The press and 26 March

Submitted by Matthew on 30 March, 2011 - 9:57

It was fascinating to observe the British media try to deal with the scale and breadth of the TUC March for the Alternative on 26 March. For the first time I can remember there was a good deal of reasonably fair and accurate reporting.

Two papers who had openly supported the demonstration, the Mirror and Observer/Guardian, set aside at least four pages of their Sunday editions to pictures and comments. The more dramatic photos of smashed windows and hooded anarchists were there but prominence was given to interviews with marchers and scenes which confirmed the all-inclusive make-up and the sheer size of the main event.

Even in much of the right-wing press a distinction was made between the violence and the main march. Estimates of numbers varied between over 250,000 and at least 500,000 but there was no obvious political relationship between the high and low estimates. In general the coverage was much more sensitive and discriminating than during the student protests last year.

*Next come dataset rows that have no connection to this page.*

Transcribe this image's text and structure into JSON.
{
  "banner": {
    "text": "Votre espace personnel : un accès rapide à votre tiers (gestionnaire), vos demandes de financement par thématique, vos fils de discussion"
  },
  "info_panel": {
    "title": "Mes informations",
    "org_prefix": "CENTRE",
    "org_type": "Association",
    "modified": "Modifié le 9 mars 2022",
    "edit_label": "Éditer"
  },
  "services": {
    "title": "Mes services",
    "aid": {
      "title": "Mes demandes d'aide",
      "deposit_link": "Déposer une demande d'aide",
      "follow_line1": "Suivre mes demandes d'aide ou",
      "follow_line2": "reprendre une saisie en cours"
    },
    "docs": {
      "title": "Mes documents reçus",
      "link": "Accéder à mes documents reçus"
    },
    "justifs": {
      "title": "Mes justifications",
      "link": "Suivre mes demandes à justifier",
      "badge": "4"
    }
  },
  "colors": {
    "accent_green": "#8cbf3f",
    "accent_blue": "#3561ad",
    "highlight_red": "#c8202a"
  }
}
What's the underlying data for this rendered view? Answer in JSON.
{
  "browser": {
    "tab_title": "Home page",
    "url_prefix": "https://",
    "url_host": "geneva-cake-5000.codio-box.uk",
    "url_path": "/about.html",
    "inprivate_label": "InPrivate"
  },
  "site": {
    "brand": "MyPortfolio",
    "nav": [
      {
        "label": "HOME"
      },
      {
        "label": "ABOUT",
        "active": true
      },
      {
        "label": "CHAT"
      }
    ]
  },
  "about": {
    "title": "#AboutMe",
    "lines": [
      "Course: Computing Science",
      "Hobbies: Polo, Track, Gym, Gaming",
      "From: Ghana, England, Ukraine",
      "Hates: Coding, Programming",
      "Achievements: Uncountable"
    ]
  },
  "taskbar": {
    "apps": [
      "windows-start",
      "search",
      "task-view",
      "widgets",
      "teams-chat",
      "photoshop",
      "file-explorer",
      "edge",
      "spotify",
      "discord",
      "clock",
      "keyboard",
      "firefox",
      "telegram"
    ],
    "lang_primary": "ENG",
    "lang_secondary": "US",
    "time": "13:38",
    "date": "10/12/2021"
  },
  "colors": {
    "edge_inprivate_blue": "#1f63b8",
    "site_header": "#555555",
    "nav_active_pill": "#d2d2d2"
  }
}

Those bits of the press prepared to consider the real significance of this event identified questions not so far off those asked within the labour movement and the socialist left.

What did this march tell us about the ability of the British labour movement to mobilise its members? Was it essentially a mobilisation of the public sector, and how relevant is that? What is the relationship between the many-thousand strong peaceful march and the various forms of direct action, from UK Uncut’s occupation of Fortnum & Mason to the more incoherent lashing-out at banks and posh hotels?

And the biggest question of all, of course, what next? Is this the start of a co-ordinated campaign of action involving millions or an impressive but futile gesture of protest?

So, for example, the Observer editorial declared “Protest fine. Now for a proper debate” and argued that the movement against cuts has a duty to spell out what the alternative is. The same piece made clear that the paper’s alternative would mean accepting some of the cuts and “the need for a radical approach to delivering public services when the Exchequer is cash-starved” (code for “privatisation”).

The Mirror, whose placards decorated the rally route more than all the left groups combined, was more celebratory and uncritical. They described it as “a massively uplifting day — it made you proud to be part of something so huge and positive”, and ended their main report with the exhortation “Remember the date — Saturday March 26th, 2011 — the day Britain found its voice.”

Even on their best behaviour, however, the right-wing press cannot repress their peculiar and familiar obsessions.

In its lead story, the Sunday Express said what the bosses should worry about next is not a general strike or mass walkouts across the country. No — what the march has done most has been to “raise fears for the security of the Royal wedding”.

The Express claim that anti-royal protesters plan to occupy five separate locations on the wedding day “to represent a five-pointed star or pentacle”, adding, in case you didn’t know, “a symbol revered by Satanists”.

The Sun and the Star focused almost exclusively on the violence, dusting off the terms “angry mob” and “masked thugs” for fresh use.

Of the serious Tory press the worst was the Telegraph, who played the very old trick of linking Ed Miliband with anarchist violence. “The violence began”, they told us, “as Ed Miliband, the Labour leader, addressed a TUC rally.”

And in case the connection might have escaped the confused reader they pointed out that “as he spoke, an apparently co-ordinated attack began on shops and police in Oxford Street as a mob tried to storm into shops including Topshop, BHS and John Lewis.” Do they mean co-ordinated with his speech? Co-ordinated by him?

Maybe, just maybe, Miliband is a modern-day British Manchurian candidate. Behind that geekish, mild-mannered and, let’s admit it, robotic surface is a scheming anti-royal and, worst of all, Satanic anarchist of the most dangerous sort. Cecil? Fetch the birch!